Больше ничего не остаётся делать, как, в свою очередь, запугивать.
Крепыш толкает локтем в мой живот.
— Дай пройти!
Его наглость и самоуверенность выводят меня из равновесия. Я никогда не бил никого слабее себя. Но тут… Размахиваюсь и даю леща зазнавшемуся пятикласснику.
И он сразу становится нормальным ребёнком. Отскакивает в сторону. Хлюпает носом. Глаза у него по-детски обижены и полны слёз.
— Сладил, да? Сладил, да? Братке скажу!
Коридор вздрагивает от смеха. Смеются все, и громче всех Вовка. Он дружески хлопает меня по спине, чего-то говорит, потом даёт пинка пятикласснику.
— Перестань! — останавливаю я Вовку. — Маленьких нельзя обижать!
Я говорю это серьёзно, но ребята начинают смеяться ещё громче. Даже жалко пятиклассника.
Звенит звонок. Коридор пустеет.
— Седьмой класс на первом этаже, — это говорит идущий за мной следом парнишка с жёлтыми, как пшено, веснушками. — Меня Сашкой зовут. Здорово ты Колгана! Он такой вредный — превредный! Хочешь, я тебя провожу до класса?
— На уроки опоздаешь.
— У нас ещё нет учителей. Из эвакуации не приехали. Все четыре часа физкультура. Физкультурник заведёт в рощу, потом как крикнет: «Воздух!» Мы по домам. Здорово?
— Всё равно не болтайся по этажам! Иди в класс!

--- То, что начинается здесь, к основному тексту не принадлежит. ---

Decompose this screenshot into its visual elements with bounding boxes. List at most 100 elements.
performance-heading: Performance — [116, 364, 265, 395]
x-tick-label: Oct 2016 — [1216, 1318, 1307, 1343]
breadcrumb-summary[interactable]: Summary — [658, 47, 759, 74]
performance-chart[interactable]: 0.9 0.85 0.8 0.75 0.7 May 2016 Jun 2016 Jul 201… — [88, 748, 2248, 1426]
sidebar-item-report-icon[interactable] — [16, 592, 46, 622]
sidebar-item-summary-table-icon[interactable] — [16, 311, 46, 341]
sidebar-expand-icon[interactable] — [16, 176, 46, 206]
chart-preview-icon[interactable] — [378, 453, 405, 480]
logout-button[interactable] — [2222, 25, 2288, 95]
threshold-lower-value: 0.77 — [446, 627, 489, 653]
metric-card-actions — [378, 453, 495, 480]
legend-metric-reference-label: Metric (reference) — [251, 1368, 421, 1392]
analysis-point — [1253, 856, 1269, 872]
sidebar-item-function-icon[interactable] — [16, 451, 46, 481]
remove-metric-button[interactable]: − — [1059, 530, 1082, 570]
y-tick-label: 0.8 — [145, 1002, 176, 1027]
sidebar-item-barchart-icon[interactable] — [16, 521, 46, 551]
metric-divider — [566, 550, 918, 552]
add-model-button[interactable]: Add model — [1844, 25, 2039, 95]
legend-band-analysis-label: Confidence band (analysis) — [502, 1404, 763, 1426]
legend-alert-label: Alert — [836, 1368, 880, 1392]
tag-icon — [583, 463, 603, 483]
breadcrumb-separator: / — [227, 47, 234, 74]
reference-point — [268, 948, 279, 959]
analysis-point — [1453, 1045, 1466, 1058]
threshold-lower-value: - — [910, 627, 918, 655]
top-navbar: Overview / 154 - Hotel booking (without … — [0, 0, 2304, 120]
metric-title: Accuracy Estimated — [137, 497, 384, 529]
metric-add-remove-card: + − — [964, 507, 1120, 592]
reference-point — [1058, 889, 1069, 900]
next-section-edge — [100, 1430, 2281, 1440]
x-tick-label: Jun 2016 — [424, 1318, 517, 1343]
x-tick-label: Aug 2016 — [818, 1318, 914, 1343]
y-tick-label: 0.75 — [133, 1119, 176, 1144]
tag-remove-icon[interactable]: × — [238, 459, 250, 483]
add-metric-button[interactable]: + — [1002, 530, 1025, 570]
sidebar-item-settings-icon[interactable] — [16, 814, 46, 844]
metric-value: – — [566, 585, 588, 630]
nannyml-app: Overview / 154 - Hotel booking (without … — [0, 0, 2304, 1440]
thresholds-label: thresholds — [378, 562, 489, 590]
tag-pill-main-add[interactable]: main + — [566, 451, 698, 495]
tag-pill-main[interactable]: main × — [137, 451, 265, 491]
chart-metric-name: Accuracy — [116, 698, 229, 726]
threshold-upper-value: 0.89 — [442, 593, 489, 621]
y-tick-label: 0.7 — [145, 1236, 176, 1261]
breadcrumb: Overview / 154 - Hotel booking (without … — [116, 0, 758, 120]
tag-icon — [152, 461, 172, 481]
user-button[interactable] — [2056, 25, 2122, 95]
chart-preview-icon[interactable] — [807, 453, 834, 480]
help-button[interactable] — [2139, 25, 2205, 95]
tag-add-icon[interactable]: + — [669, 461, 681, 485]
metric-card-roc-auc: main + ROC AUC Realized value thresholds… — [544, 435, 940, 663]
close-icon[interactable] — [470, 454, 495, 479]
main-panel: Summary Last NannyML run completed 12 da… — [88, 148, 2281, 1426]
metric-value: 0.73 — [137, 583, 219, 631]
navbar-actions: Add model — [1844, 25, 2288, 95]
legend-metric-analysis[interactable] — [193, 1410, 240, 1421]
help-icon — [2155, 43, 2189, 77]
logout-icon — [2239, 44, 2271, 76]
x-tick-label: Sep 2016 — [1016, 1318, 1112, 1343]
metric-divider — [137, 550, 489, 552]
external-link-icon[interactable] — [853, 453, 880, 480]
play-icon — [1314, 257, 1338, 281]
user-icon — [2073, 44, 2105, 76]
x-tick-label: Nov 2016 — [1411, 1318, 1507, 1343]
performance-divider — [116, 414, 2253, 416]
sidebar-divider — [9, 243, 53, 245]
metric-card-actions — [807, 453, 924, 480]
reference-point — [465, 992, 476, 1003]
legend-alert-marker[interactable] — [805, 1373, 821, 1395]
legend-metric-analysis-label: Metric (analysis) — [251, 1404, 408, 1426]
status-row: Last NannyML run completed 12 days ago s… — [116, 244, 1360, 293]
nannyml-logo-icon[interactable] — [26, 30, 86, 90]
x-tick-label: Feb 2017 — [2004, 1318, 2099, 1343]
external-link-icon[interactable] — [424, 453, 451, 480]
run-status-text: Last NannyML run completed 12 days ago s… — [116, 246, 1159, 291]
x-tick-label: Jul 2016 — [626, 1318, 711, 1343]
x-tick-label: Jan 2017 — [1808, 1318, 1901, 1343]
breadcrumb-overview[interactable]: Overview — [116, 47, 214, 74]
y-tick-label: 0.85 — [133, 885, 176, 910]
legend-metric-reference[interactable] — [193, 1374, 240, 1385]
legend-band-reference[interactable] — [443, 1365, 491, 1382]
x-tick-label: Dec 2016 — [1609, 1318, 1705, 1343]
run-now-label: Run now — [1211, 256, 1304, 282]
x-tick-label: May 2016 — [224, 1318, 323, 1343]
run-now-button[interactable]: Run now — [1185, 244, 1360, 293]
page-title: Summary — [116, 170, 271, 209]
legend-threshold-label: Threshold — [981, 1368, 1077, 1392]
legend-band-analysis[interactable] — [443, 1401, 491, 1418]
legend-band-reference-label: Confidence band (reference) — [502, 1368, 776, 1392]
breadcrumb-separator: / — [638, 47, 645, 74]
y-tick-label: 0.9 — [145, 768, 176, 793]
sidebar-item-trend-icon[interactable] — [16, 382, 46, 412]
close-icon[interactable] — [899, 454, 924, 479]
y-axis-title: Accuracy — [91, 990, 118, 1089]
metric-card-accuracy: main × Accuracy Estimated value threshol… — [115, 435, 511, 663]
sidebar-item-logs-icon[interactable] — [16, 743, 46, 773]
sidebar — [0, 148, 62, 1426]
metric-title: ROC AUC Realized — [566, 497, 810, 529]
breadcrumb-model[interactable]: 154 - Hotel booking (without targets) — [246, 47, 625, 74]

— Я с физкультуры домой не пойду. С тобой пойду. Давай дружить?
— Хорошо.
В классе меня встречает мрачный Руслан. Мы садимся на последнюю парту и обсуждаем создавшееся положение.
— Нашёл с кем связываться! Шишимора, он… Его все знают. Теперь будет доказывать свою силу. Уступать тоже нельзя. Тогда школу бросай.
…Уроки тянутся долго. Из школы мы выходим в толпе учеников, но сразу как-то получается, что я и Руслан остаёмся одни на голом месте. Нет, ребята совсем не уходят. Они добегают до первых улочек и останавливаются.
— Ждут!
Руслан забинтованной рукой показывает в конец пустыря. Там у водопроводной колонки стоит группа парней. На одном хорошо виден зелёный китель.
— Что делать будем?
— Раньше надо было думать! Может, без драки обойдётся?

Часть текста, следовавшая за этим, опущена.